Text Conversation between Stella and Birdman that Stella shared with me: Stella: I had a dream last night that you were rubbing my back and stuck your finger in my pooper.  Birdman: Gross. That doesn't sound like something i'd do. Did you enjoy it?  Stella: No...I was horrified. I made you go wash your hands. YOU seemed to enjoy it and see nothing wrong with executing a surprise digital anal invasion.  Birdman: Hah! Sounds more like a nightmare than a dream.  Stella: It was disturbing. P.S. Keep yo' fingas out my hole.  Birdman: All set for [restaurant name]. My mom will be by around 5:30.  Stella: Okey dokey, buttfinger.  Birdman: Henceforth, you shall only address me as buttfinger.  Stella: Will do.

RE: Conserving Energy

Birdman looking through TCM movie line up: Oooo!! "Logan's Run"...that's a good one. Stella: It is. Birdman sets it to record Stella: Why are you recording it?  You have it on DVD. Birdman: I dunno.  So I don't have to put the disc in.

RE: Outfit Of Choice

"Is he on some kind of punishment right now or are those his actual clothes?" - The Hubby when he saw Andy on "Big Brother" wearing this outfit (The knee socks have brightly colored stripes): Photo: Lisette M. Azar/CBS ©2013 CBS Broadcasting, Inc.

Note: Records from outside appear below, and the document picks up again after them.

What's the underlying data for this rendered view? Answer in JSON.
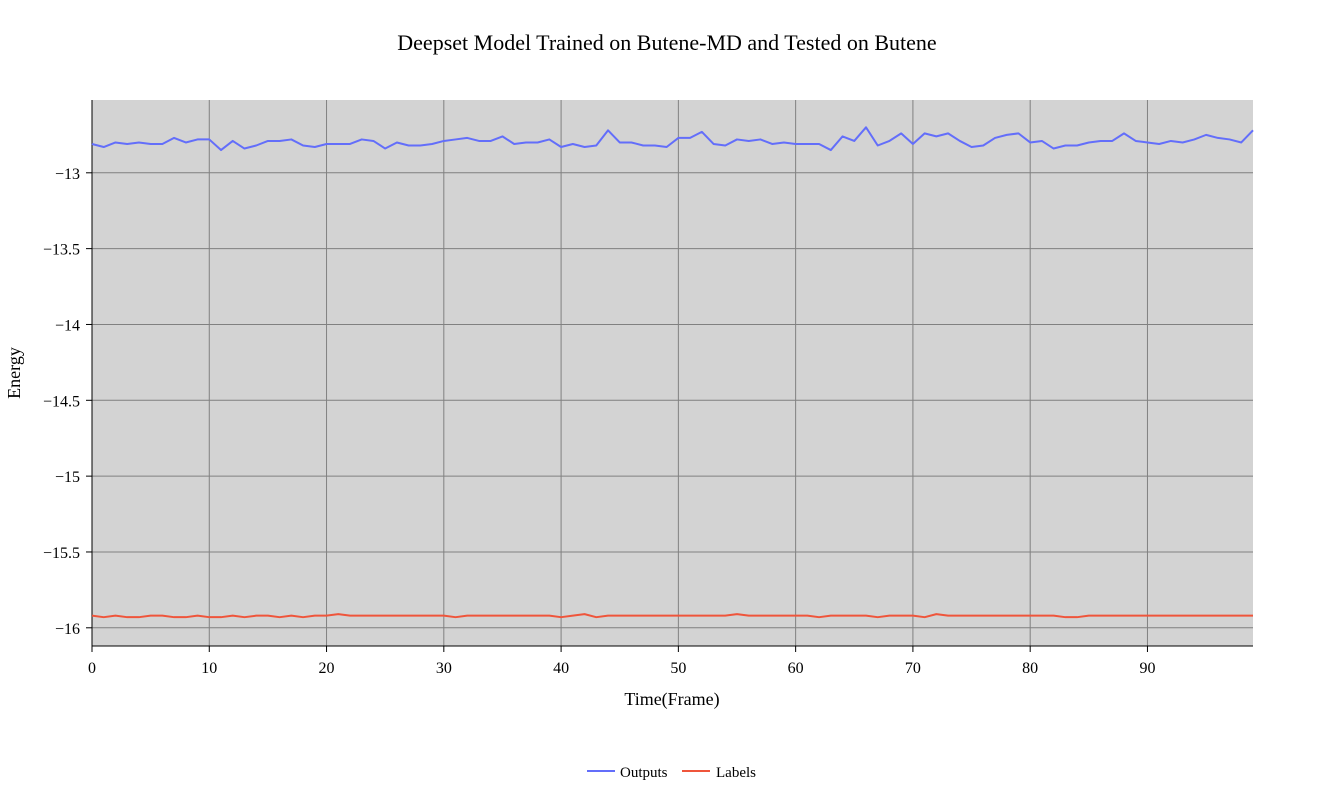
{
  "chart_data": {
    "type": "line",
    "title": "Deepset Model Trained on Butene-MD and Tested on Butene",
    "xlabel": "Time(Frame)",
    "ylabel": "Energy",
    "xlim": [
      0,
      99
    ],
    "ylim": [
      -16.12,
      -12.52
    ],
    "x_ticks": [
      0,
      10,
      20,
      30,
      40,
      50,
      60,
      70,
      80,
      90
    ],
    "x_tick_labels": [
      "0",
      "10",
      "20",
      "30",
      "40",
      "50",
      "60",
      "70",
      "80",
      "90"
    ],
    "y_ticks": [
      -13,
      -13.5,
      -14,
      -14.5,
      -15,
      -15.5,
      -16
    ],
    "y_tick_labels": [
      "−13",
      "−13.5",
      "−14",
      "−14.5",
      "−15",
      "−15.5",
      "−16"
    ],
    "grid": true,
    "legend_position": "bottom-center",
    "colors": {
      "plot_background": "#d3d3d3",
      "grid": "#808080",
      "outputs": "#636efa",
      "labels": "#ef553b"
    },
    "series": [
      {
        "name": "Outputs",
        "color": "#636efa",
        "values": [
          -12.81,
          -12.83,
          -12.8,
          -12.81,
          -12.8,
          -12.81,
          -12.81,
          -12.77,
          -12.8,
          -12.78,
          -12.78,
          -12.85,
          -12.79,
          -12.84,
          -12.82,
          -12.79,
          -12.79,
          -12.78,
          -12.82,
          -12.83,
          -12.81,
          -12.81,
          -12.81,
          -12.78,
          -12.79,
          -12.84,
          -12.8,
          -12.82,
          -12.82,
          -12.81,
          -12.79,
          -12.78,
          -12.77,
          -12.79,
          -12.79,
          -12.76,
          -12.81,
          -12.8,
          -12.8,
          -12.78,
          -12.83,
          -12.81,
          -12.83,
          -12.82,
          -12.72,
          -12.8,
          -12.8,
          -12.82,
          -12.82,
          -12.83,
          -12.77,
          -12.77,
          -12.73,
          -12.81,
          -12.82,
          -12.78,
          -12.79,
          -12.78,
          -12.81,
          -12.8,
          -12.81,
          -12.81,
          -12.81,
          -12.85,
          -12.76,
          -12.79,
          -12.7,
          -12.82,
          -12.79,
          -12.74,
          -12.81,
          -12.74,
          -12.76,
          -12.74,
          -12.79,
          -12.83,
          -12.82,
          -12.77,
          -12.75,
          -12.74,
          -12.8,
          -12.79,
          -12.84,
          -12.82,
          -12.82,
          -12.8,
          -12.79,
          -12.79,
          -12.74,
          -12.79,
          -12.8,
          -12.81,
          -12.79,
          -12.8,
          -12.78,
          -12.75,
          -12.77,
          -12.78,
          -12.8,
          -12.72
        ]
      },
      {
        "name": "Labels",
        "color": "#ef553b",
        "values": [
          -15.92,
          -15.93,
          -15.92,
          -15.93,
          -15.93,
          -15.92,
          -15.92,
          -15.93,
          -15.93,
          -15.92,
          -15.93,
          -15.93,
          -15.92,
          -15.93,
          -15.92,
          -15.92,
          -15.93,
          -15.92,
          -15.93,
          -15.92,
          -15.92,
          -15.91,
          -15.92,
          -15.92,
          -15.92,
          -15.92,
          -15.92,
          -15.92,
          -15.92,
          -15.92,
          -15.92,
          -15.93,
          -15.92,
          -15.92,
          -15.92,
          -15.92,
          -15.92,
          -15.92,
          -15.92,
          -15.92,
          -15.93,
          -15.92,
          -15.91,
          -15.93,
          -15.92,
          -15.92,
          -15.92,
          -15.92,
          -15.92,
          -15.92,
          -15.92,
          -15.92,
          -15.92,
          -15.92,
          -15.92,
          -15.91,
          -15.92,
          -15.92,
          -15.92,
          -15.92,
          -15.92,
          -15.92,
          -15.93,
          -15.92,
          -15.92,
          -15.92,
          -15.92,
          -15.93,
          -15.92,
          -15.92,
          -15.92,
          -15.93,
          -15.91,
          -15.92,
          -15.92,
          -15.92,
          -15.92,
          -15.92,
          -15.92,
          -15.92,
          -15.92,
          -15.92,
          -15.92,
          -15.93,
          -15.93,
          -15.92,
          -15.92,
          -15.92,
          -15.92,
          -15.92,
          -15.92,
          -15.92,
          -15.92,
          -15.92,
          -15.92,
          -15.92,
          -15.92,
          -15.92,
          -15.92,
          -15.92
        ]
      }
    ]
  }
}
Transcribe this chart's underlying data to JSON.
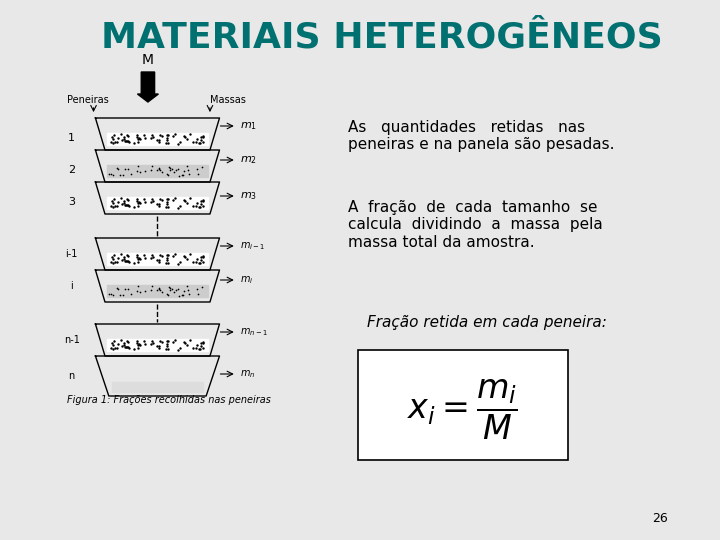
{
  "title": "MATERIAIS HETEROGÊNEOS",
  "title_color": "#007070",
  "title_fontsize": 26,
  "bg_color": "#e8e8e8",
  "text1": "As   quantidades   retidas   nas\npeneiras e na panela são pesadas.",
  "text2": "A  fração  de  cada  tamanho  se\ncalcula  dividindo  a  massa  pela\nmassa total da amostra.",
  "text3": "Fração retida em cada peneira:",
  "formula": "$x_i = \\dfrac{m_i}{M}$",
  "caption": "Figura 1: Frações recolhidas nas peneiras",
  "page_num": "26"
}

All Rights Reserved.

RE: Jolly Roger

The Hubby and I were messaging about our new neighbors, an older, retired couple.  The man is always tinkering around and grabbing tools out of the garage. Me: Roger's working in the basement.  Hammering away. The Hubby: Hammering on Shirley? Me: Is that her name? The Hubby: I think so.  Surely he's giving her a rogering.

RE: Disturbing Marketing

Cherry image for cherry topping Apple image for apple topping Elephant's butt image for hot fudge topping?